8 de julho de 2017

No antigamente a vida acontecia devagar

No antigamente a vida acontecia devagar, sem asfalto cobrindo as ruas, sem sinaleiros de capacete caiado, regulando o trânsito, de apito na boca, com a água da chuva correndo nas valetas das bermas da estrada, desenhada naquela mágica terra vermelha. Os capinzais subiam, pujantes, da virgem fertilidade do chão extenso e húmido. Era livre o voo azul e inquieto dos catuitis. A cidade era apenas um pequeno e desordenado conjunto de casas térreas, ainda sem destino, sem saber bem como e para onde crescer, à espera do futuro.

O Bairro de Benfica era só uma estrada que fugia da cidade, depois de atravessar, por baixo, a linha férrea e de deixar para trás a Rua do Comércio, que se não sabe a que santo ficara a dever o nome de baptismo. Poucas centenas de metros adiante, inclinava-se para a esquerda e iniciava a longa descida em direcção ao Kussava, em cujo vale corria um rio só pequeno, serpenteando sob a copa verde das árvores, à procura de um mar ainda longe demais.

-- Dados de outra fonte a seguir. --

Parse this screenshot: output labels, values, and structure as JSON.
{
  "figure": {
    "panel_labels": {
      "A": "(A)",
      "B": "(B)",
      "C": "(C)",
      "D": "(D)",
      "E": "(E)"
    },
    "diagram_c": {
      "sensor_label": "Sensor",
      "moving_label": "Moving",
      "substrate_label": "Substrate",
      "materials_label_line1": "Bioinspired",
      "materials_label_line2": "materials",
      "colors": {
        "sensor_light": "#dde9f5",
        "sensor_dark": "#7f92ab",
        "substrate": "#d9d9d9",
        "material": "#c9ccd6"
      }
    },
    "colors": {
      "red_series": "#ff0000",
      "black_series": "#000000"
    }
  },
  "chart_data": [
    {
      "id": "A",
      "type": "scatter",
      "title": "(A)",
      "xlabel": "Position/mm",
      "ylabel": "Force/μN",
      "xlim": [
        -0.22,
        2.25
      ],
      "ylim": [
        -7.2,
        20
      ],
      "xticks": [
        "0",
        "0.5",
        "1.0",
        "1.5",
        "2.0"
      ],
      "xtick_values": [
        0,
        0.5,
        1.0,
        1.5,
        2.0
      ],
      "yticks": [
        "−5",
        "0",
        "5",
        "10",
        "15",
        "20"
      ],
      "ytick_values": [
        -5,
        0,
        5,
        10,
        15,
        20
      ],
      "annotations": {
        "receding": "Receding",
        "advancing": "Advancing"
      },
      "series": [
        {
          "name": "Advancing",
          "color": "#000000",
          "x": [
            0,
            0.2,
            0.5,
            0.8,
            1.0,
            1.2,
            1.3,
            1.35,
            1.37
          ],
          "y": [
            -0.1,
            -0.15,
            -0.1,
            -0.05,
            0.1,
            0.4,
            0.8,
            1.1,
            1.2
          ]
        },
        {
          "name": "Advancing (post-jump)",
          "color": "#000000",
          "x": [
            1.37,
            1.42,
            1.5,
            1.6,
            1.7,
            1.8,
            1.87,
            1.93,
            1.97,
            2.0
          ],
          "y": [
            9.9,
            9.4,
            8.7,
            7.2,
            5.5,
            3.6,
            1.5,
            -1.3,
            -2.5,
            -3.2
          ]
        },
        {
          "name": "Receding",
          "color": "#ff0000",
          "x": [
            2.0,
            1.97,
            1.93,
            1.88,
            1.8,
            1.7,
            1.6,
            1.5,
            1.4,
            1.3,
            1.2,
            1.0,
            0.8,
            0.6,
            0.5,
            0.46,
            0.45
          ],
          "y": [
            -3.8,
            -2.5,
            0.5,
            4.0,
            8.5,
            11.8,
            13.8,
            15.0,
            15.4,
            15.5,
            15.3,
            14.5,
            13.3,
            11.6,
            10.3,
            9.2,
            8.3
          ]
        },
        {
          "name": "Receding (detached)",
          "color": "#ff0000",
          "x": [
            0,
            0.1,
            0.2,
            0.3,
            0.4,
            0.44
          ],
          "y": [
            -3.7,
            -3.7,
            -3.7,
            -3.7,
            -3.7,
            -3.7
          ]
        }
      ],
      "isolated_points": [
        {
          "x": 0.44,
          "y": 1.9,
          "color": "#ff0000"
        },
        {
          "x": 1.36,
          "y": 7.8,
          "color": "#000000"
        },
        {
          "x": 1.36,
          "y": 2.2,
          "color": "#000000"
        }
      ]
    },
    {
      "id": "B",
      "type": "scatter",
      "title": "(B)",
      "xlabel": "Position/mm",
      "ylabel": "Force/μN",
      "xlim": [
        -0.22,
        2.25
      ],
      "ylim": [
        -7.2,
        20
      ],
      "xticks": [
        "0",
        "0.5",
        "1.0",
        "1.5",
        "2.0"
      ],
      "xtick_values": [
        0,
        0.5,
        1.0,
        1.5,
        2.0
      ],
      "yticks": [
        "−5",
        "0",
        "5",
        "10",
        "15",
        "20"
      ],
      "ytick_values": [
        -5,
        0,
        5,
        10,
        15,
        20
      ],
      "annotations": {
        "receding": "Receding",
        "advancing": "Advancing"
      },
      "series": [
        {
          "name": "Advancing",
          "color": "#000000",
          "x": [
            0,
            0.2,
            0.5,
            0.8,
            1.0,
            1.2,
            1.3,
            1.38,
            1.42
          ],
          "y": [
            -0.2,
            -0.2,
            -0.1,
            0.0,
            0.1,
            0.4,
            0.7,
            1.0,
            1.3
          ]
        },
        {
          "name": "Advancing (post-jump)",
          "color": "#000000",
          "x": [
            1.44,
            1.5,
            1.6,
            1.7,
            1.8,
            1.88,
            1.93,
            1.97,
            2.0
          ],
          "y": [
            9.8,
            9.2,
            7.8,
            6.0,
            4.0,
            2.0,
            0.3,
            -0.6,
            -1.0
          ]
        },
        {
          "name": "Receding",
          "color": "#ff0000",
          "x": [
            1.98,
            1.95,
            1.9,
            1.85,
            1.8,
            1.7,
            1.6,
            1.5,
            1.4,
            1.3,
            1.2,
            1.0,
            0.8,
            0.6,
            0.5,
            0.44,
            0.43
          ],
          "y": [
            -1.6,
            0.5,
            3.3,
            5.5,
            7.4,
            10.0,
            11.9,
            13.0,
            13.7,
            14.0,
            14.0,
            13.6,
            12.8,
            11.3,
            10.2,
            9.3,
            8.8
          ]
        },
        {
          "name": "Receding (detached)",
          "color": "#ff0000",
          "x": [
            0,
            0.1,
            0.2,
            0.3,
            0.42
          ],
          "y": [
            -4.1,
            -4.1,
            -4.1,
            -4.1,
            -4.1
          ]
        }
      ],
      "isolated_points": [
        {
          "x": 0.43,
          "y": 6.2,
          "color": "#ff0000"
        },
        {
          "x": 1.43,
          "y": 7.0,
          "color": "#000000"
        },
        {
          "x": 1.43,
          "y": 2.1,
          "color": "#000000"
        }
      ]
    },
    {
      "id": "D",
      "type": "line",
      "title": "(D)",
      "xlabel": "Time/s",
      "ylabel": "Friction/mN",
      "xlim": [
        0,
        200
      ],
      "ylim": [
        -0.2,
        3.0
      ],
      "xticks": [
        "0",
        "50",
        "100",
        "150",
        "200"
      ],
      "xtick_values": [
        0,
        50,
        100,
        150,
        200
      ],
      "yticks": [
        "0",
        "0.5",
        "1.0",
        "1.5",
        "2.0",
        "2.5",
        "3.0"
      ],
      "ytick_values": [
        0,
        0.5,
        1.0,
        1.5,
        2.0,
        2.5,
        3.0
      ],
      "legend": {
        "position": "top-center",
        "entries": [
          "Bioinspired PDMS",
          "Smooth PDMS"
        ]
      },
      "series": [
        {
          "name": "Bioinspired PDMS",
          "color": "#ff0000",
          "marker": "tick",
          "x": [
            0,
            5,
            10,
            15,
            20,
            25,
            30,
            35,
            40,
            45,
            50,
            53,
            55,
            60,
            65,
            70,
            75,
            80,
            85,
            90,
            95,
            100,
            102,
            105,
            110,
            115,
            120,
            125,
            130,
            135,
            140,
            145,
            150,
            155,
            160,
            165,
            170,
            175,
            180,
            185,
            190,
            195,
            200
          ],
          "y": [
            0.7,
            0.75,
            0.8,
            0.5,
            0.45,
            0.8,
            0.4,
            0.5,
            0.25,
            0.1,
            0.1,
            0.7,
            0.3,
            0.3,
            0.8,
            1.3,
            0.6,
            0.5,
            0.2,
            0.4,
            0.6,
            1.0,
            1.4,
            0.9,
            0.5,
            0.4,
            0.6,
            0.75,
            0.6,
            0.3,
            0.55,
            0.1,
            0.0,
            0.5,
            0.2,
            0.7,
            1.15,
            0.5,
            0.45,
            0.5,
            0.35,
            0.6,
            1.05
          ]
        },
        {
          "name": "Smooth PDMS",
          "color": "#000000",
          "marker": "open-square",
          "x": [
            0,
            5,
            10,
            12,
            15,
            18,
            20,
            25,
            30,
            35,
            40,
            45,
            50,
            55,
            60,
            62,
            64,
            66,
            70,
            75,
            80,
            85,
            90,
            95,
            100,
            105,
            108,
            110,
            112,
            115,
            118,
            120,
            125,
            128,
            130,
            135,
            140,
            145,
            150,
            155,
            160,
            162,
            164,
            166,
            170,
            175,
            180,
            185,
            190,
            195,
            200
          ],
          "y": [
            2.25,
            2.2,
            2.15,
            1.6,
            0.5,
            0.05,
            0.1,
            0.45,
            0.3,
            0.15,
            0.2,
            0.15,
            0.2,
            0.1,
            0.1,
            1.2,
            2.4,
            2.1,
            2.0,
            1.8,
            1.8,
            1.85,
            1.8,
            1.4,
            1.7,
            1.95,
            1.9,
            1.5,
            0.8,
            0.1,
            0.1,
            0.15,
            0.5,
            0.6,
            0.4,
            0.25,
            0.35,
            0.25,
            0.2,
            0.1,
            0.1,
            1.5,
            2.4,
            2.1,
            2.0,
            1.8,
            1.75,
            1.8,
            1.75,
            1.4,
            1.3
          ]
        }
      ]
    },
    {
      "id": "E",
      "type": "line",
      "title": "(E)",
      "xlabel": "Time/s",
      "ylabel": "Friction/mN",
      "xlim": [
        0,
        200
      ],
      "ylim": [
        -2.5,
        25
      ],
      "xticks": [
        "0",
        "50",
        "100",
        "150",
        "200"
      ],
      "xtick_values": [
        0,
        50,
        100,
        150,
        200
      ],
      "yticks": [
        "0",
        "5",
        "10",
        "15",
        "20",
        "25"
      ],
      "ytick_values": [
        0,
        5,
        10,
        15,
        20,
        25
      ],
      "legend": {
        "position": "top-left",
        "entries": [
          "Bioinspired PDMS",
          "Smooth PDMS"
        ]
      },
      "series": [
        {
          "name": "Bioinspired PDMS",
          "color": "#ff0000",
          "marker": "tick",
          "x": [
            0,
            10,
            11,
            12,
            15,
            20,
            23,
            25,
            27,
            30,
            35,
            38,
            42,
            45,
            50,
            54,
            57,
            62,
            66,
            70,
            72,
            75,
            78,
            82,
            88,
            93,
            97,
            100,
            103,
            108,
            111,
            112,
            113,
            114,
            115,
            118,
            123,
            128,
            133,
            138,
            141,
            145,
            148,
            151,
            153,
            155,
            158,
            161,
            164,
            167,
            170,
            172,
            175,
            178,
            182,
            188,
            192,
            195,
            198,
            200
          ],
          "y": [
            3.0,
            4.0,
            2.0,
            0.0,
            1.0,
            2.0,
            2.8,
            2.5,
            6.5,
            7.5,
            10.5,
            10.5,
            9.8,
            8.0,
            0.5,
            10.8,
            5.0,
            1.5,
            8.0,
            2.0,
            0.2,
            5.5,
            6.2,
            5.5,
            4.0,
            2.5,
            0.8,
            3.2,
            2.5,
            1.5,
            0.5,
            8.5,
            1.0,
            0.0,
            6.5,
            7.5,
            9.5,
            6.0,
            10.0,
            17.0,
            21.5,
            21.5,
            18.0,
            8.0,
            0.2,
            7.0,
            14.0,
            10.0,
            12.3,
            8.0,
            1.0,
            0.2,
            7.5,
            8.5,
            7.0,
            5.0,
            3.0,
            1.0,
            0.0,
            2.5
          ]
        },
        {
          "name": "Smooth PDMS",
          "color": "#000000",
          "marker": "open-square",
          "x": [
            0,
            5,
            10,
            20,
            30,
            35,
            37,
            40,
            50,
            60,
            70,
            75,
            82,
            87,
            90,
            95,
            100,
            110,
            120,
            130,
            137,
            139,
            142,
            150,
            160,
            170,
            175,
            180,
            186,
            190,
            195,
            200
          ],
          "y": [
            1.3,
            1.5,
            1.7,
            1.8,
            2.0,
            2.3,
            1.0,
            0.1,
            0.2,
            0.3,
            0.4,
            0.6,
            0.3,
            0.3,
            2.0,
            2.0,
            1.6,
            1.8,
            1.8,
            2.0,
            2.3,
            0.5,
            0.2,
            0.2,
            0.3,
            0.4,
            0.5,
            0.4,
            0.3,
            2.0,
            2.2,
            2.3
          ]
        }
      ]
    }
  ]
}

Era daí que diariamente, pelo frio baço da manhã, em fila indiana, subiam as quitandeiras, de pés descalços, com a cesta equilibrada sobre a rodilha pousada no alto da cabeça. O seu pregão chegava como elas, progressivamente, umas atrás das outras, anunciando a qualidade e o preço dos morangos, das bananas, das mangas, dos loengos. Numa língua única, que era só delas, deixando o umbundo inteiro do quimbo e adquirindo o arrevesado português da boca das senhoras. É os jimorango, jimorangué, meia cinco, os jibanana bom, vikuanla um angolar! Mais abaixo era a loja do senhor Carneiro, a escola do outro lado, com os meninos todos vestidos de bata branca, chilreando no recreio, à espera do toque agudo da sineta. E no meio de um pequeno largo, a igreja, ainda em construção!

1 Comentários:

Às 6:20 da tarde , Anonymous Porfirio disse...

Deduzo pela leitura do texto que a cena se passa algures em Angola, devido á moeda angolar que corria naquele tempo em que, também eu andei por lá e convivi com ela.
Apenas não conheci esse Bairro de Benfica. Será que a cena se passa noutra cidade que não a de Luanda?